* Le texte voté dans la nuit par les sénateurs diffère légèrement de la réforme adoptée par les représentants

* Un vote définitif est prévu ce mercredi à la Chambre des représentants

* Donald Trump annonce une conférence de presse aux alentours de 18h00 GMT

par David Morgan et Amanda Becker

WASHINGTON, 20 décembre (Reuters) - Le Sénat américain a finalement voté dans la nuit de mardi à mercredi la réforme fiscale voulue par le président Donald Trump et l'a renvoyée à la Chambre des représentants qui doit l'adopter définitivement dans la journée.

Cette réforme, qui prévoit 1.500 milliards de dollars de baisse d'impôts sur dix ans, est d'une ampleur sans précédent depuis la refonte du code des impôts adoptée en 1986 sous la présidence républicaine de Ronald Reagan.

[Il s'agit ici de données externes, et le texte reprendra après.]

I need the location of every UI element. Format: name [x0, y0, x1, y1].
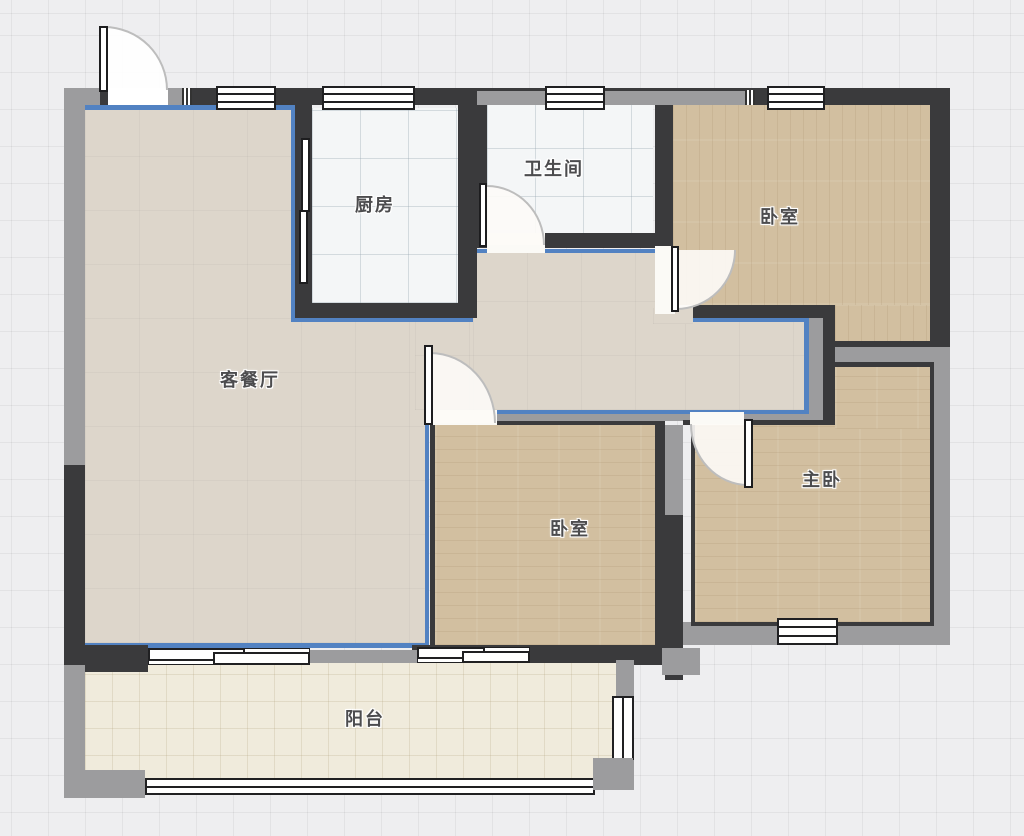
outer-wall-left [64, 88, 85, 465]
wall-segment [809, 318, 823, 425]
hallway-floor [473, 253, 655, 410]
bathroom-door-leaf [479, 183, 487, 247]
wall-segment [82, 645, 148, 672]
wall-segment [665, 425, 683, 517]
bedroom-mid-floor [435, 425, 655, 645]
bedroom-mid-balcony-window [417, 647, 530, 663]
wall-hatch [182, 88, 192, 105]
entry-door-opening [108, 88, 168, 105]
wall-segment [64, 770, 145, 798]
window-top [216, 86, 276, 110]
bathroom-wall-south [545, 233, 655, 248]
bedroom-top-door-leaf [671, 246, 679, 312]
window-top [322, 86, 415, 110]
master-bedroom-label: 主卧 [802, 471, 842, 489]
window-top [767, 86, 825, 110]
master-window [777, 618, 838, 645]
kitchen-sliding-door [301, 138, 310, 212]
outer-wall-right [930, 88, 950, 347]
wall-segment [310, 650, 417, 663]
bedroom-top-wall-south [693, 305, 835, 318]
balcony-sliding-door [148, 648, 310, 665]
kitchen-wall-south [295, 303, 477, 318]
bathroom-label: 卫生间 [524, 160, 584, 178]
balcony-railing [145, 778, 595, 795]
bedroom-mid-label: 卧室 [550, 520, 590, 538]
kitchen-sliding-door [299, 210, 308, 284]
master-door-leaf [744, 419, 753, 488]
balcony-label: 阳台 [345, 710, 385, 728]
outer-wall-right [932, 347, 950, 645]
bedroom-top-wall-west [655, 96, 673, 248]
kitchen-label: 厨房 [355, 196, 395, 214]
entry-door-leaf [99, 26, 108, 92]
wall-hatch [745, 90, 755, 105]
master-wall-north [751, 420, 823, 425]
master-bedroom-floor [835, 367, 930, 429]
wall-segment [64, 88, 100, 105]
wall-segment [477, 91, 745, 105]
floor-plan-canvas: 厨房 卫生间 卧室 客餐厅 卧室 主卧 阳台 [0, 0, 1024, 836]
wall-segment [593, 758, 633, 790]
outer-wall-left [64, 465, 85, 665]
bedroom-top-label: 卧室 [760, 208, 800, 226]
wall-segment [168, 88, 182, 105]
living-dining-label: 客餐厅 [220, 371, 280, 389]
wall-segment [662, 648, 700, 675]
entry-door-swing [104, 26, 168, 90]
balcony-window-east [612, 696, 634, 760]
window-top [545, 86, 605, 110]
bedroom-mid-door-leaf [424, 345, 433, 425]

Elle doit marquer, onze mois après l'investiture de Donald Trump à la Maison blanche, le premier succès législatif majeur pour la nouvelle administration.

Mais le vote, obtenu mercredi vers 00h45 du matin (05h45 GMT) par 51 voix contre 48, n'a pas été exempt de soubresauts, les républicains ayant dû annuler trois dispositions du texte tel que voté précédemment par la Chambre des représentants mais non conformes aux règlements en vigueur au Sénat.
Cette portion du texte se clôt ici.